[comp.editors] Multiple line regexps

soh@andromeda.trl.OZ.AU (kam hung soh) (06/03/91)

I would like to write a regular expression which can look for patterns
longer than one line.  For example, I want to find the first line of
each paragraph.  If I try this regexp in grep or awk, /^$^.+$/, nothing
happens.  Admittedly, I could replace newlines with a unique character
say '~', before I process my file, but I wondered if regexps can be used
across a newline boundary.

Regards,


Soh, Kam Hung      email: h.soh@trl.oz.au     tel: +61 3 541 6403 
Telecom Research Laboratories, POB 249 Clayton, Victoria 3168, Australia 

tchrist@convex.COM (Tom Christiansen) (06/03/91)

From the keyboard of soh@andromeda.trl.OZ.AU (kam hung soh):
:I would like to write a regular expression which can look for patterns
:longer than one line.  For example, I want to find the first line of
:each paragraph.  If I try this regexp in grep or awk, /^$^.+$/, nothing
:happens.  Admittedly, I could replace newlines with a unique character
:say '~', before I process my file, but I wondered if regexps can be used
:across a newline boundary.

Not in most text processing languages, but I'll offer two alternatives.

Rob Pike once explained to me that his screen editor, sam, could handle
such things because it doesn't have hard-wired in what a line is.  Sadly,
sam is not available for free (although it's probably cheap from the 
AT&T toolbox) so I've not used it.  Perhaps someone who has might comment.

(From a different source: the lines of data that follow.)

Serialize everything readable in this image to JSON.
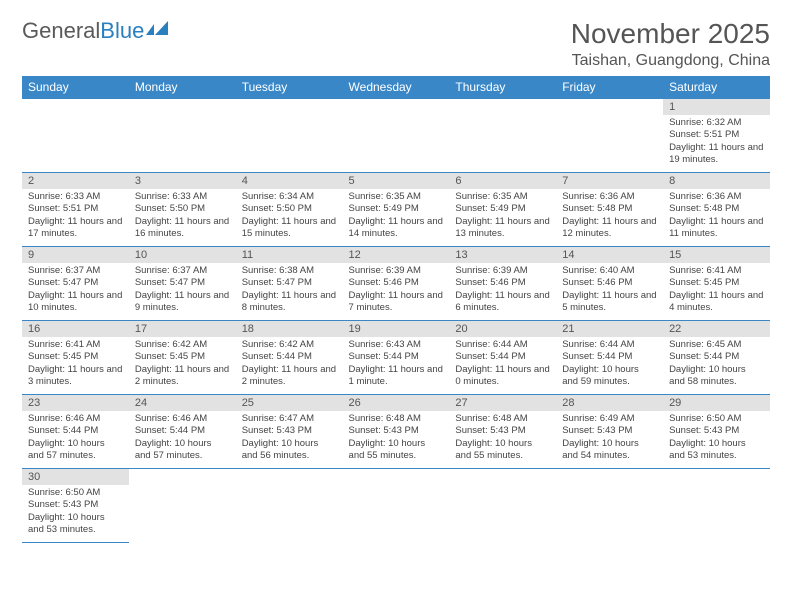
{
  "logo": {
    "text1": "General",
    "text2": "Blue"
  },
  "title": "November 2025",
  "location": "Taishan, Guangdong, China",
  "colors": {
    "header_bg": "#3a87c8",
    "header_text": "#ffffff",
    "daynum_bg": "#e2e2e2",
    "border": "#3a87c8",
    "logo_gray": "#5a5a5a",
    "logo_blue": "#2a7fbf"
  },
  "weekdays": [
    "Sunday",
    "Monday",
    "Tuesday",
    "Wednesday",
    "Thursday",
    "Friday",
    "Saturday"
  ],
  "days": {
    "1": {
      "sunrise": "6:32 AM",
      "sunset": "5:51 PM",
      "daylight": "11 hours and 19 minutes."
    },
    "2": {
      "sunrise": "6:33 AM",
      "sunset": "5:51 PM",
      "daylight": "11 hours and 17 minutes."
    },
    "3": {
      "sunrise": "6:33 AM",
      "sunset": "5:50 PM",
      "daylight": "11 hours and 16 minutes."
    },
    "4": {
      "sunrise": "6:34 AM",
      "sunset": "5:50 PM",
      "daylight": "11 hours and 15 minutes."
    },
    "5": {
      "sunrise": "6:35 AM",
      "sunset": "5:49 PM",
      "daylight": "11 hours and 14 minutes."
    },
    "6": {
      "sunrise": "6:35 AM",
      "sunset": "5:49 PM",
      "daylight": "11 hours and 13 minutes."
    },
    "7": {
      "sunrise": "6:36 AM",
      "sunset": "5:48 PM",
      "daylight": "11 hours and 12 minutes."
    },
    "8": {
      "sunrise": "6:36 AM",
      "sunset": "5:48 PM",
      "daylight": "11 hours and 11 minutes."
    },
    "9": {
      "sunrise": "6:37 AM",
      "sunset": "5:47 PM",
      "daylight": "11 hours and 10 minutes."
    },
    "10": {
      "sunrise": "6:37 AM",
      "sunset": "5:47 PM",
      "daylight": "11 hours and 9 minutes."
    },
    "11": {
      "sunrise": "6:38 AM",
      "sunset": "5:47 PM",
      "daylight": "11 hours and 8 minutes."
    },
    "12": {
      "sunrise": "6:39 AM",
      "sunset": "5:46 PM",
      "daylight": "11 hours and 7 minutes."
    },
    "13": {
      "sunrise": "6:39 AM",
      "sunset": "5:46 PM",
      "daylight": "11 hours and 6 minutes."
    },
    "14": {
      "sunrise": "6:40 AM",
      "sunset": "5:46 PM",
      "daylight": "11 hours and 5 minutes."
    },
    "15": {
      "sunrise": "6:41 AM",
      "sunset": "5:45 PM",
      "daylight": "11 hours and 4 minutes."
    },
    "16": {
      "sunrise": "6:41 AM",
      "sunset": "5:45 PM",
      "daylight": "11 hours and 3 minutes."
    },
    "17": {
      "sunrise": "6:42 AM",
      "sunset": "5:45 PM",
      "daylight": "11 hours and 2 minutes."
    },
    "18": {
      "sunrise": "6:42 AM",
      "sunset": "5:44 PM",
      "daylight": "11 hours and 2 minutes."
    },
    "19": {
      "sunrise": "6:43 AM",
      "sunset": "5:44 PM",
      "daylight": "11 hours and 1 minute."
    },
    "20": {
      "sunrise": "6:44 AM",
      "sunset": "5:44 PM",
      "daylight": "11 hours and 0 minutes."
    },
    "21": {
      "sunrise": "6:44 AM",
      "sunset": "5:44 PM",
      "daylight": "10 hours and 59 minutes."
    },
    "22": {
      "sunrise": "6:45 AM",
      "sunset": "5:44 PM",
      "daylight": "10 hours and 58 minutes."
    },
    "23": {
      "sunrise": "6:46 AM",
      "sunset": "5:44 PM",
      "daylight": "10 hours and 57 minutes."
    },
    "24": {
      "sunrise": "6:46 AM",
      "sunset": "5:44 PM",
      "daylight": "10 hours and 57 minutes."
    },
    "25": {
      "sunrise": "6:47 AM",
      "sunset": "5:43 PM",
      "daylight": "10 hours and 56 minutes."
    },
    "26": {
      "sunrise": "6:48 AM",
      "sunset": "5:43 PM",
      "daylight": "10 hours and 55 minutes."
    },
    "27": {
      "sunrise": "6:48 AM",
      "sunset": "5:43 PM",
      "daylight": "10 hours and 55 minutes."
    },
    "28": {
      "sunrise": "6:49 AM",
      "sunset": "5:43 PM",
      "daylight": "10 hours and 54 minutes."
    },
    "29": {
      "sunrise": "6:50 AM",
      "sunset": "5:43 PM",
      "daylight": "10 hours and 53 minutes."
    },
    "30": {
      "sunrise": "6:50 AM",
      "sunset": "5:43 PM",
      "daylight": "10 hours and 53 minutes."
    }
  },
  "grid": [
    [
      null,
      null,
      null,
      null,
      null,
      null,
      "1"
    ],
    [
      "2",
      "3",
      "4",
      "5",
      "6",
      "7",
      "8"
    ],
    [
      "9",
      "10",
      "11",
      "12",
      "13",
      "14",
      "15"
    ],
    [
      "16",
      "17",
      "18",
      "19",
      "20",
      "21",
      "22"
    ],
    [
      "23",
      "24",
      "25",
      "26",
      "27",
      "28",
      "29"
    ],
    [
      "30",
      null,
      null,
      null,
      null,
      null,
      null
    ]
  ],
  "labels": {
    "sunrise": "Sunrise: ",
    "sunset": "Sunset: ",
    "daylight": "Daylight: "
  }
}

Another possibility is to use perl, which isn't really an interactive
editor, but is certainly a superset of sed, awk, and sh, at the very
least.  Perl has no problems with regexps spanning multiple lines.
While the default records processed are a line at a time, you can switch
this to paragraph mode (records delimited by newline pairs) or even
whole-file mode, in which you can slurp the entire file into the pattern
space.  There's no problem saying something like s/\n\nX\n//g then.  In
fact, there's an internal variable you can set to change the definitions
of ^ and $ to mean not just at the beginning or end of a string, but
rather anywhere after and before a newline as well, which is often handy.

--tom
--
Tom Christiansen		tchrist@convex.com	convex!tchrist
	    "Perl is to sed as C is to assembly language."  -me

gast@lanai.cs.ucla.edu (David Gast) (06/03/91)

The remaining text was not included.